The experience of an american student volunteering in Welcommon Hostel teaching english to refugees

By January 8, 2020Actions
Hello. I am Hope.
From late September to late November I volunteered at Welcommon Hostel with Wind of Renewal.
Though stressful, this was an incredible experience. When I started by shadowing the English-language teacher’s classes, I enjoyed getting to observe and then help with pronunciation and spelling when needed. It was challenging at that point in trying to think about how I would lead my classes as each class was so different and what I would teach them.
When it got closer to the time of my teaching I was incredibly nervous. I have never taught in such a capacity before and I only speak English. Planning and creating lessons was hard because I didn’t have much structure to follow. Welcommon Hostel and Wind of Renewal lets the volunteers lead the class how they want and I did not know what things English language classes are supposed to cover.
However, it became a lot easier to create the lessons when the students would give input into what they wanted to learn and I would try to base the class around their interests as much as possible. Not only did it make teaching the class easier, but the students were more engaged and the class was overall more fun! It also got easier when I got an English Language textbook. Having a book showed me the format that should be followed and how to teach the tenses in the best way possible.

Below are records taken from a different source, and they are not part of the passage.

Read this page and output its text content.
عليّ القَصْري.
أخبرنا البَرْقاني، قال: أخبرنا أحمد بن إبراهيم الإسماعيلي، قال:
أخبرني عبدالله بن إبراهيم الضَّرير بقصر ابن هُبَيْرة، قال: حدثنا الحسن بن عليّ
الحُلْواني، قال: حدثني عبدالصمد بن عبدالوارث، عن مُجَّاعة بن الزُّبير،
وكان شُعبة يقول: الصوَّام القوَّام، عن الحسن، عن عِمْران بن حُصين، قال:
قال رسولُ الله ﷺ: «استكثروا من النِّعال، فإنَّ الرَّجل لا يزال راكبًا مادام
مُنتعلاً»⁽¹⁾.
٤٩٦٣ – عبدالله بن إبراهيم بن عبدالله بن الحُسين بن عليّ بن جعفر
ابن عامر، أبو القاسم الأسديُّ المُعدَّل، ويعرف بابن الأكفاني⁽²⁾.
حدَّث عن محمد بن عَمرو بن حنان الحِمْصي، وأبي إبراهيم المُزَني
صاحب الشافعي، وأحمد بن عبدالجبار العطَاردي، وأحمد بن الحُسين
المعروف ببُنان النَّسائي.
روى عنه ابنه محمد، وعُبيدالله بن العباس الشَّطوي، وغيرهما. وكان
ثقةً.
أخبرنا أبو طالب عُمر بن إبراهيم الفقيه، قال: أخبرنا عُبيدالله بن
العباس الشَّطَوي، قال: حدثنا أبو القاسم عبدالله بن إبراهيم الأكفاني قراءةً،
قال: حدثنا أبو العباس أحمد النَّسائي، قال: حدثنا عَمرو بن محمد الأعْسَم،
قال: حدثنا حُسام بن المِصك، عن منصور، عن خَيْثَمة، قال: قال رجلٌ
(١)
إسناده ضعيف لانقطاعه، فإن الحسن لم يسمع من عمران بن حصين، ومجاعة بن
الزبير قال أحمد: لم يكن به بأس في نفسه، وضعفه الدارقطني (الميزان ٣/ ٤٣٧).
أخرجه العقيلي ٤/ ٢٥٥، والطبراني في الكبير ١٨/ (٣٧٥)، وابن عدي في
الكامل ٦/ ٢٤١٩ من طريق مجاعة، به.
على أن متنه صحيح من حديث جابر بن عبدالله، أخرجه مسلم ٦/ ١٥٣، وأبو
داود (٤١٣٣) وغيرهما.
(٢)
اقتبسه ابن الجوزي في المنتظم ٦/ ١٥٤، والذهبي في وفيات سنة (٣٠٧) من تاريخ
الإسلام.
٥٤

On the last day of classes when I put a verb on the board and made them conjugate the word in every tense and create a sentence using the conjugated verb, seeing the progress the students had made from their respective first classes was so rewarding. On my last day of teaching, I tested the students on what we had learned. I felt this beneficial as it would help the next teachers (who were sitting in) see where the students were at in their English-language speaking abilities. As well, I was able to get answers to some of the questions I had when teaching as the students vocally told me they enjoyed the class, and would sometimes tell me during class what they wished I would do better (speak slower, spend more time focusing on teaching, having a more accessible way to communicate across the language barrier, etc).
My time at Welcommon, while challenging, was incredibly rewarding and pushed me in ways I truly have never been pushed before.